SOBRE LOS OFICIOS DE LA COSTURA –LAS TIENDAS A PRINCIPIOS EL SIGLO XIX

Hace meses que no retomamos la ‘serie’ dedicada a los oficios de la costura. La última publicación fue sobre “Las Planchadoras” (11 de mayo de 2013), después de hacer recorrido varios de las actividades relacionadas con el arte del vestir, desde el surgimiento de los gremios, con apuntes breves sobre: tintoreros, calceteros, sastres, zapateros, barberos-peluqueros, milliners, abridores de cuellos, entre otros.

A pesar de que ya hemos hecho una publicación dedicada a las tiendas (“Ir de compras”, 20 de mayo 2013), hoy retrocedemos en el tiempo para realizar unos breves apuntes sobre las tiendas relacionadas con la moda, en los primeros años del siglo XIX.

1809. Interior de una tienda de tejidos en Londres: Harding, Howell & Co’s

1809. Interior de una tienda de tejidos en Londres: Harding, Howell & Co’s En: Ackermann’s Repository of arts,fashions and politics.

Como todos deben conocer, la ropa realizada industrialmente no constituyó una oferta común en el mercado hasta que la industria de la confección comienza su imparable desarrollo a partir de la segunda mitad del siglo XIX. A principios del siglo, solamente existía con cierto nivel de desarrollo la confección industrial de ropa interior masculina y femenina, constituyendo esta, la primera oferta de ropa ‘ya hecha’ a la venta de los consumidores.

1818. Interior de una tienda de tejidos

1818. Interior de una tienda de tejidos

Por tanto, las tiendas relacionadas con la moda y la apariencia en las primeras décadas del ochocientos se dedicaban, ante todo, a ofertar tejidos, calzado y otros elementos complementarios como: chales, calzado, sombreros, etcétera. También existían establecimientos en los que se ofertaban objetos de mercería (cintas, lazos, tiras de encaje), así como botones, corchetes y resto de detalles necesarios para construir y/o adornar la vestimenta.

La industria textil, ampliamente desarrollada desde finales del siglo anterior, posibilitó que la oferta de la materia prima para el vestido se multiplicara. Tejidos de algodón y lana abundaban en muchas cualidades, algodón estampado y la muselina, siente ésta unas de las materias favoritas de la época. Las tiendas para ofertar estos productos se multiplicaron en las grandes ciudades y las más famosas eran ubicadas en la planta baja de edificios ya construidos, donde los lino-pañeros (término con el que se conocían a los comerciantes de tejidos), disponían sus ofertas en amplios armarios donde los dependientes, generalmente hombres, mostraban a las clientes las novedades de los tejidos disponibles.

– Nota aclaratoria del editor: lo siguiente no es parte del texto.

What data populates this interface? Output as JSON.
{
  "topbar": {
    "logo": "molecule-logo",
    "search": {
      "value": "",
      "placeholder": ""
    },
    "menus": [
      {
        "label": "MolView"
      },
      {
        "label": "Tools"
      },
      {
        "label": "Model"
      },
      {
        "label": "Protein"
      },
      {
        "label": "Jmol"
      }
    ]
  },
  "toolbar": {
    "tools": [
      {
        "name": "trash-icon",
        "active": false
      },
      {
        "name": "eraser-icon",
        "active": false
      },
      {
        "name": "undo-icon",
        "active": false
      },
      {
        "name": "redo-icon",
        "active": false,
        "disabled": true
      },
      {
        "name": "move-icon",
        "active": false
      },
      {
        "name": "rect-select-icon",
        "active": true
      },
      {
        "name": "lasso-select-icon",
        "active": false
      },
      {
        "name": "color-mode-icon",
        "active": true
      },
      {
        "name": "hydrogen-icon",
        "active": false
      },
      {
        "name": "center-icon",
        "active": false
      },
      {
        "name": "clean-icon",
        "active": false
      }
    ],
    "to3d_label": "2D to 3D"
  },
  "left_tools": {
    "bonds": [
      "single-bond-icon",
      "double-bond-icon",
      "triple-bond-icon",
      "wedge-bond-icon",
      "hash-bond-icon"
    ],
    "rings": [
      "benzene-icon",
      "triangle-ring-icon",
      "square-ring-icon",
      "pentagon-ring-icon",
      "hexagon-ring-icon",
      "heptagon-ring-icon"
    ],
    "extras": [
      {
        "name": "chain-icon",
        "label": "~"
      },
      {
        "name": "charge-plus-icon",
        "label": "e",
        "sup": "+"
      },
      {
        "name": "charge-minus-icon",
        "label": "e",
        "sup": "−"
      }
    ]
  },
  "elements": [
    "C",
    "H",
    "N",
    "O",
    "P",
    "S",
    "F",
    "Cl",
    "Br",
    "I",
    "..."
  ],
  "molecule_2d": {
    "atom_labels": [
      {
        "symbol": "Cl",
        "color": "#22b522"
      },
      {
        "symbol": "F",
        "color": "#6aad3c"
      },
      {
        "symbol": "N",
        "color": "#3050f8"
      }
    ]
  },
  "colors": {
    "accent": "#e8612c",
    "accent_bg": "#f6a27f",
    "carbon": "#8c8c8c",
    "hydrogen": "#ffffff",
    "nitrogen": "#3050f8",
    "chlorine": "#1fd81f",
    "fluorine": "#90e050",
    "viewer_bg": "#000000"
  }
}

Como novedad, se comienza a vender ‘a crédito’, ‘fiando’ a los compradores y llegando a un acuerdo en las condiciones de pago (se conoce que no pocos comerciantes llegaron a quebrar por esperar más de un año a que se le pagaran los productos).

Se tiene constancia de que en Londres, en el año 1813, la empresa Clark y Debenham (conocido en posteriormente como sólo Debenhams) anunció que tenía en venta algunas prendas, realizadas con gran variedad de tejidos. Con ello, podríamos afirmar que antes de la iniciativa del considerado como primer diseñador de moda, Charles Frederic Worth de abrir su casa de modas en 1858, ya existía la oferta, a muy baja escala, de algunos vestidos en estas tiendas de tejidos.

Desde el siglo anterior, los establecimientos dedicados a la venta de cualquier producto comienzan a buscar cómo llamar la atención de los potenciales clientes ‘invadiendo’ las calles. Bajo toldos, al frente de la tienda, presentaban sus productos lo cual creó no pocos litigios con las autoridades, por el uso indebido de las áreas reservadas al transeúnte. Así, desde finales del siglo XVIII se define lo que será la estrategia visual publicitaria de mayor impacto para las tiendas: los escaparates o vitrinas. Grandes ventanas de arco acristaladas caracterizarán las fachadas de las tiendas más exitosas de las primeras décadas del siglo XIX.

1810. Waithman & Sons Warehouse

1810. Waithman & Sons Warehouse

En cuanto a la ubicación de las tiendas, además de las situadas en construcciones a pie de calle, surge la moda de las llamadas ‘galerías’ o ‘arcadas’. En este tipo de construcciones se destacaron principalmente los establecimientos de París, donde, desde el siglo anterior ya se habían establecido las tiendas en las galerías, siendo, por supuesto, la más famosa las ubicadas en el Palais-Royal.

Galerie du Palais-Royal

Galerie du Palais-Royal

Con la ubicación de los comercios en galerías -calle cubierta y peatonal- se permite realizar las compras de manera cómoda, sin peligros y con la seguridad que ofrece la vista controlada de los tenderos y sus ayudantes.